While in school, the sociology department at the University of Wyoming offered me a job and I took it because I wanted to live in the Mountain West. I volunteered to teach a course in medical sociology and having put a course together, found I had the basis for a book. I went on to publish a medical sociology textbook with Prentice-Hall in 1978. Fortunately, this book became the most widely-adopted text in the world on the subject, has been translated into Chinese and Spanish, and the ninth edition will be published in the summer of 2003. In the meantime, I joined the sociology department and medical school at the University of Illinois at Urbana-Champaign in 1975. In 1991, the University of Alabama at Birmingham offered me a great salary and the resources to pursue my research interests in return for helping build a Ph.D. program in medical sociology. We have over a dozen graduates and they all have good jobs.
My intellectual orientation has changed dramatically to embrace more of a macro view and apply it to structural influences on health lifestyles.

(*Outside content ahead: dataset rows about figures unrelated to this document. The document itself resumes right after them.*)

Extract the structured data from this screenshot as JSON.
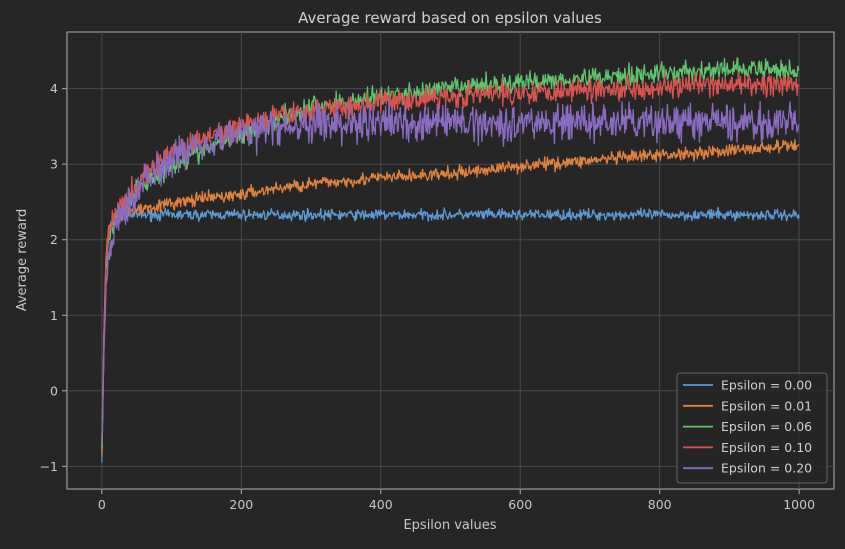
{
  "chart_data": {
    "type": "line",
    "title": "Average reward based on epsilon values",
    "xlabel": "Epsilon values",
    "ylabel": "Average reward",
    "xlim": [
      -50,
      1050
    ],
    "ylim": [
      -1.3,
      4.75
    ],
    "xticks": [
      0,
      200,
      400,
      600,
      800,
      1000
    ],
    "yticks": [
      -1,
      0,
      1,
      2,
      3,
      4
    ],
    "xtick_labels": [
      "0",
      "200",
      "400",
      "600",
      "800",
      "1000"
    ],
    "ytick_labels": [
      "−1",
      "0",
      "1",
      "2",
      "3",
      "4"
    ],
    "grid": true,
    "legend_position": "lower-right",
    "background": "#262626",
    "series": [
      {
        "name": "Epsilon = 0.00",
        "color": "#5b9ad5",
        "noise": 0.05,
        "x": [
          0,
          3,
          6,
          10,
          15,
          20,
          30,
          50,
          100,
          200,
          300,
          400,
          500,
          600,
          700,
          800,
          900,
          1000
        ],
        "values": [
          -0.95,
          0.6,
          1.7,
          2.1,
          2.25,
          2.3,
          2.33,
          2.33,
          2.33,
          2.33,
          2.33,
          2.33,
          2.33,
          2.33,
          2.33,
          2.33,
          2.33,
          2.33
        ]
      },
      {
        "name": "Epsilon = 0.01",
        "color": "#e0813e",
        "noise": 0.06,
        "x": [
          0,
          3,
          6,
          10,
          20,
          40,
          60,
          100,
          150,
          200,
          250,
          300,
          400,
          500,
          600,
          700,
          800,
          900,
          1000
        ],
        "values": [
          -0.85,
          0.8,
          1.8,
          2.15,
          2.3,
          2.38,
          2.42,
          2.48,
          2.55,
          2.6,
          2.68,
          2.74,
          2.82,
          2.87,
          2.98,
          3.05,
          3.12,
          3.18,
          3.25
        ]
      },
      {
        "name": "Epsilon = 0.06",
        "color": "#5fc46a",
        "noise": 0.1,
        "x": [
          0,
          3,
          6,
          10,
          20,
          40,
          60,
          100,
          150,
          200,
          250,
          300,
          400,
          500,
          600,
          700,
          800,
          900,
          1000
        ],
        "values": [
          -0.75,
          0.7,
          1.6,
          2.05,
          2.3,
          2.55,
          2.75,
          3.0,
          3.2,
          3.4,
          3.6,
          3.75,
          3.9,
          4.0,
          4.08,
          4.15,
          4.2,
          4.25,
          4.25
        ]
      },
      {
        "name": "Epsilon = 0.10",
        "color": "#d9534f",
        "noise": 0.11,
        "x": [
          0,
          3,
          6,
          10,
          20,
          40,
          60,
          100,
          150,
          200,
          250,
          300,
          400,
          500,
          600,
          700,
          800,
          900,
          1000
        ],
        "values": [
          -0.7,
          0.75,
          1.7,
          2.1,
          2.35,
          2.6,
          2.85,
          3.15,
          3.35,
          3.5,
          3.62,
          3.72,
          3.82,
          3.9,
          3.95,
          4.0,
          4.02,
          4.05,
          4.05
        ]
      },
      {
        "name": "Epsilon = 0.20",
        "color": "#8a6bbf",
        "noise": 0.17,
        "x": [
          0,
          3,
          6,
          10,
          20,
          40,
          60,
          100,
          150,
          200,
          250,
          300,
          400,
          500,
          600,
          700,
          800,
          900,
          1000
        ],
        "values": [
          -0.7,
          0.5,
          1.4,
          1.8,
          2.2,
          2.5,
          2.8,
          3.1,
          3.3,
          3.42,
          3.48,
          3.52,
          3.55,
          3.55,
          3.55,
          3.55,
          3.55,
          3.55,
          3.55
        ]
      }
    ]
  }
}
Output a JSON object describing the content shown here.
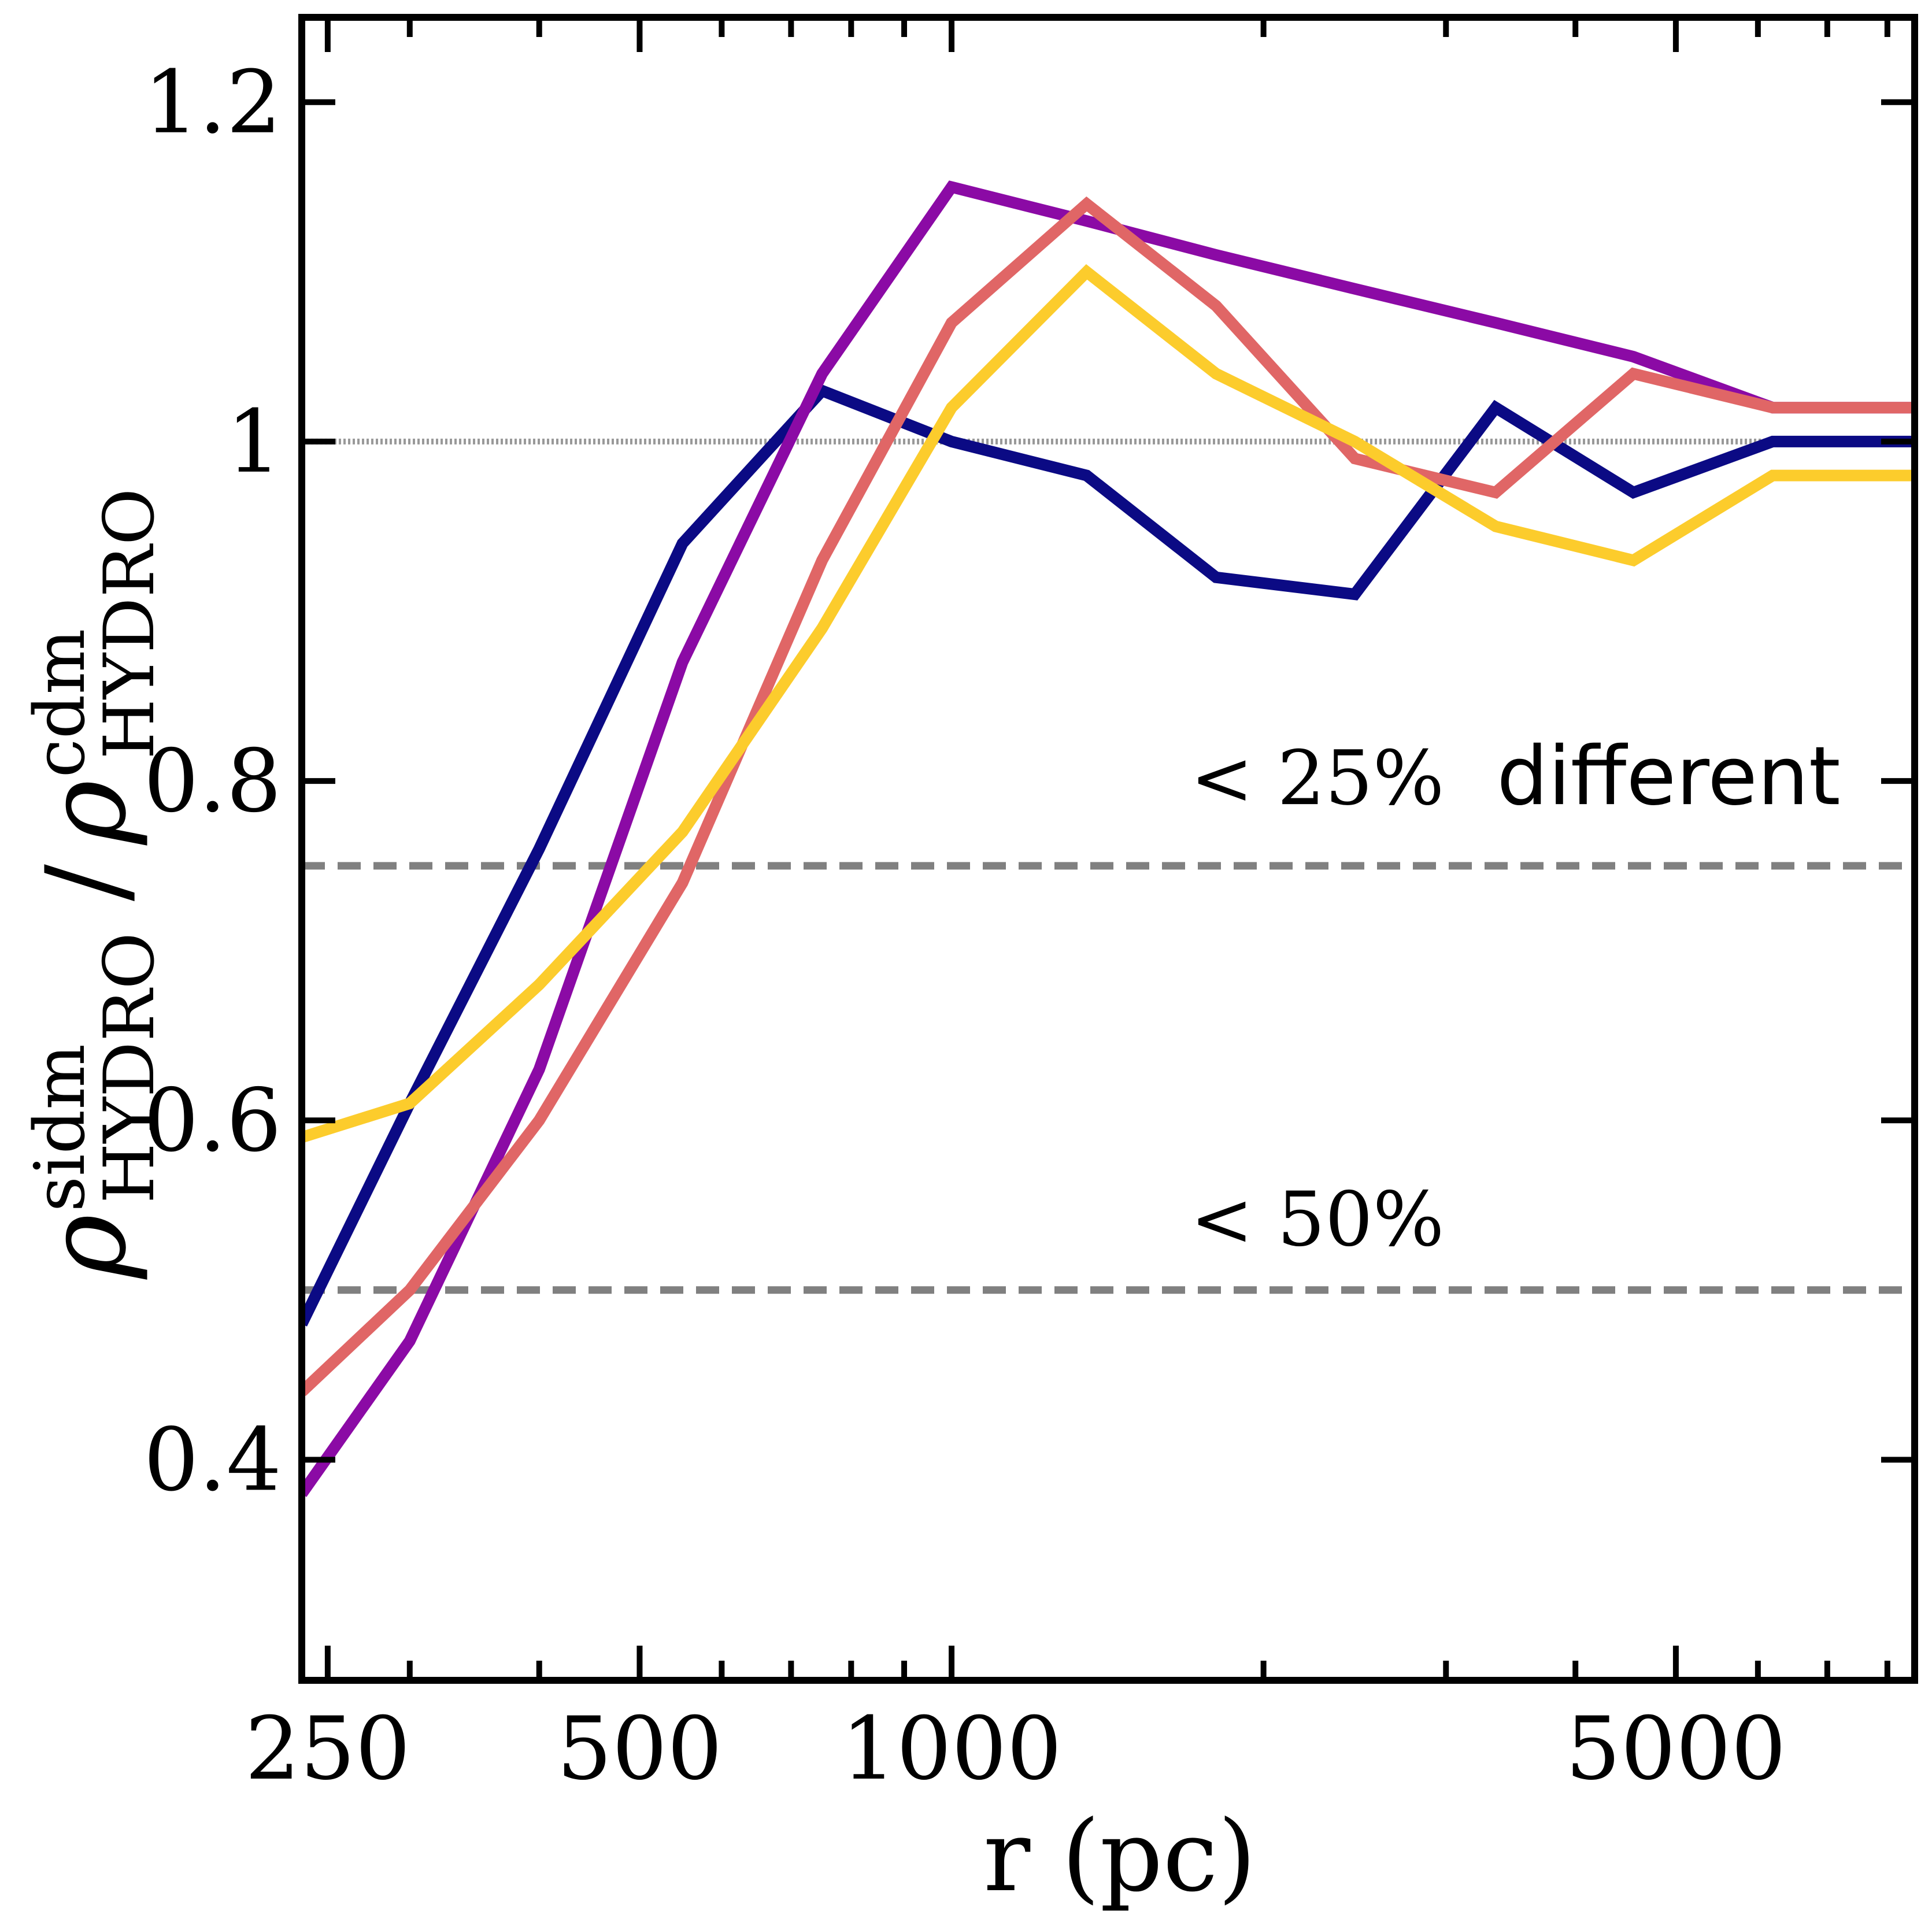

Most of my research has been in Europe and more recently in the former socialist states of the old Soviet bloc. I have found the downturn in life expectancy under state socialism to be an important question and due more to social causes (unhealthy lifestyles of middle-age, working-class men) than medical factors. I have a book (Health and Social Change in Russia and Eastern Europe, Routledge, 1999) and several articles on the topic, and am now working with new data from several former Soviet republics from the Living Conditions, Lifestyles, and Health project funded by the European Union.